Tout en reconnaissant l’origine évolutionnaire probable d’un besoin humain de mythes explicatifs, Monod préconise, dans le dernier chapitre de Chance and Necessity, une vision du monde scientifique objective (donc sans valeur) comme guide pour évaluer la vérité. Il décrit cette vision comme une « éthique de la connaissance » qui perturbe les anciennes ontologies philosophiques, mythologiques et religieuses, qui prétendent fournir à la fois des valeurs éthiques et une norme pour juger de la vérité. Pour Monod, l’évaluation de la vérité indépendamment de tout jugement de valeur est ce qui libère les êtres humains pour agir de manière authentique, en exigeant qu’ils choisissent les valeurs éthiques qui motivent leurs actions. Il conclut que « l’homme sait enfin qu’il est seul dans l’immensité insensible de l’univers, dont il n’est sorti que par hasard. Son destin n’est nulle part défini, pas plus que son devoir. Le royaume d’en haut ou les ténèbres d’en bas, c’est à lui de choisir ». Bien qu’apparemment sombre, en comparaison avec les concepts selon lesquels l’humanité fait partie d’un processus inévitable et universel, ou qu’un Dieu bienveillant nous a créés et nous protège, l’acceptation de l’évaluation scientifique décrite dans la première partie de la citation est, pour Monod, la seule base possible d’une vie humaine authentique et éthique. Il est raisonnable de conclure que Monod lui-même ne trouvait pas cette position morose ; la citation de Camus qu’il a choisie pour introduire Chance et Nécessité se termine par la phrase : « Il faut imaginer Sisyphe heureux. »
En 1973, Jacques Monod était l’un des signataires du Manifeste humaniste II.
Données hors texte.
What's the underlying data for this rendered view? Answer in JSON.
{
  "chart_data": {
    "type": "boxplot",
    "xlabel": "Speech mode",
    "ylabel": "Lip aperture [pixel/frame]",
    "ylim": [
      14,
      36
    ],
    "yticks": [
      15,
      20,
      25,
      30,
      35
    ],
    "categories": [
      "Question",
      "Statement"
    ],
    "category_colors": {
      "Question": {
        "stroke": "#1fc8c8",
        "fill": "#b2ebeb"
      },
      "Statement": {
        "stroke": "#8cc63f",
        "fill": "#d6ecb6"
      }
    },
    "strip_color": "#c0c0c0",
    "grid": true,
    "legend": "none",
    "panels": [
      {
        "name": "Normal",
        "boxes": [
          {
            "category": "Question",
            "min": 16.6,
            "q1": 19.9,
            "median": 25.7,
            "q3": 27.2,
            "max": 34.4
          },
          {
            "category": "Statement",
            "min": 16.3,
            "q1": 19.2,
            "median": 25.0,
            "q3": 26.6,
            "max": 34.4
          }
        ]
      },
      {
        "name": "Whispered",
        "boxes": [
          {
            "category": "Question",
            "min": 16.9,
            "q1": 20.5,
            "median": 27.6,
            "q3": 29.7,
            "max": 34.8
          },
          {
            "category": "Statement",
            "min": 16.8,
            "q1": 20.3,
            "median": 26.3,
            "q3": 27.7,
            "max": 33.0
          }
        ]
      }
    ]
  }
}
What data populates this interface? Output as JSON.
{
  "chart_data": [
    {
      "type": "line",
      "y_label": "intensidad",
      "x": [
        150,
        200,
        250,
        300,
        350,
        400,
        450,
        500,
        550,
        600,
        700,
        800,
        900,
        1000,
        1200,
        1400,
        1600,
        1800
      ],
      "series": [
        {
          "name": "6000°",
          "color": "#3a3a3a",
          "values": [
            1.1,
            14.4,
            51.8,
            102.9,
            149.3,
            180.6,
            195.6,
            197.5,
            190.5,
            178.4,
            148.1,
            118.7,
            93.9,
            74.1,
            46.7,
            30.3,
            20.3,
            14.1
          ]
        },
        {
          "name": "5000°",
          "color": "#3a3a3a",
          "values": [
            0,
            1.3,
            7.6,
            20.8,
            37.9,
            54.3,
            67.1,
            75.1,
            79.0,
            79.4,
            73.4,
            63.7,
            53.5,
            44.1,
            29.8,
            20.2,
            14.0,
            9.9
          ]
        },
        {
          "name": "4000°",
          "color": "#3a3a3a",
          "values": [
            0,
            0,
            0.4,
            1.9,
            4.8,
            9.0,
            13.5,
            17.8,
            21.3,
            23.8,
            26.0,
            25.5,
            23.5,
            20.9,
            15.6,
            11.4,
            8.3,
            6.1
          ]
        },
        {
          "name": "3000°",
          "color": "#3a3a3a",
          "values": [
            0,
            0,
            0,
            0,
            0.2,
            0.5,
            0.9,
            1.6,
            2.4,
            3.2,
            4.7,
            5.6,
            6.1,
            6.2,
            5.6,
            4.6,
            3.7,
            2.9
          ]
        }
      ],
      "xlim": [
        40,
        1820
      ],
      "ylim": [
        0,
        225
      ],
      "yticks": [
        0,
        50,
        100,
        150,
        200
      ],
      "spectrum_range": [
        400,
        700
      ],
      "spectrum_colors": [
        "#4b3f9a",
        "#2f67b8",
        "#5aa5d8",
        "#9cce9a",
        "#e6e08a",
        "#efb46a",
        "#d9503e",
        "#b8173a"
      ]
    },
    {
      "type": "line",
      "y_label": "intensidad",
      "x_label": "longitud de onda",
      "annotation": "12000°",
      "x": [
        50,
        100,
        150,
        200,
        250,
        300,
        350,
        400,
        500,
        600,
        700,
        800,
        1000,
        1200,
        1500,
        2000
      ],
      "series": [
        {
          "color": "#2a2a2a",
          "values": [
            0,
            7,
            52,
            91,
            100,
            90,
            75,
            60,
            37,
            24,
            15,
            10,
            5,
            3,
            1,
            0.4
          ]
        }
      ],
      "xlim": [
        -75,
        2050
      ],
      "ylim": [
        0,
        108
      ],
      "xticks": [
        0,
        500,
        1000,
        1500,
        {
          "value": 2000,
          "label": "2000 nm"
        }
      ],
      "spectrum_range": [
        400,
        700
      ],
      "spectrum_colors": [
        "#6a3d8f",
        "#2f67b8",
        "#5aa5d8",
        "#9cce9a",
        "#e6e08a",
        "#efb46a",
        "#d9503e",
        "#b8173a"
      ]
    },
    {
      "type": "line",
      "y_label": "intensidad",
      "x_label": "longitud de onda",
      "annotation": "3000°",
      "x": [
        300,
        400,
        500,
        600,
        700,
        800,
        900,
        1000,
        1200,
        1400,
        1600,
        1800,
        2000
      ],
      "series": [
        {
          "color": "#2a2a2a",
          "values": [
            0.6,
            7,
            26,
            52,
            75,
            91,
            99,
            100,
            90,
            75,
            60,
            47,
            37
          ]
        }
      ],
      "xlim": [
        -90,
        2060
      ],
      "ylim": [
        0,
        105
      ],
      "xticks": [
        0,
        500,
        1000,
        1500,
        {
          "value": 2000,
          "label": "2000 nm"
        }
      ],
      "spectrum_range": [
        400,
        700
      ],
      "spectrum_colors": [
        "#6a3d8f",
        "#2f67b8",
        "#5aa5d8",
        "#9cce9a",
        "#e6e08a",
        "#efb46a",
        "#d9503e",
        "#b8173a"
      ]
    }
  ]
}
Le sociologue Howard L. Kaye a suggéré que Monod a échoué dans sa tentative de bannir « l’esprit et le but du phénomène de la vie » au nom de la science. Il est peut-être plus exact de suggérer que Monod a cherché à inclure l’esprit et le but dans le champ de l’investigation scientifique, plutôt que de les attribuer à des causes surnaturelles ou divines. Bien que Monod ne traite pas explicitement de l’esprit ou de la conscience, ses recherches scientifiques ont démontré que la biologie comprend des boucles de rétroaction qui régissent des systèmes de réactions biochimiques en interaction, de sorte que le système dans son ensemble peut être décrit comme ayant un but et faisant des choix. Les écrits philosophiques de Monod indiquent qu’il reconnaissait l’implication que de tels systèmes pouvaient apparaître et être élaborés par l’évolution à travers la sélection naturelle. L’importance du travail de Monod en tant que pont entre le hasard et la nécessité de l’évolution et de la biochimie d’une part, et le domaine humain du choix et de l’éthique d’autre part, peut être jugée par son influence sur des philosophes, des biologistes et des informaticiens tels que Daniel Dennett, Douglas Hofstadter, Marvin Minsky et Richard Dawkins.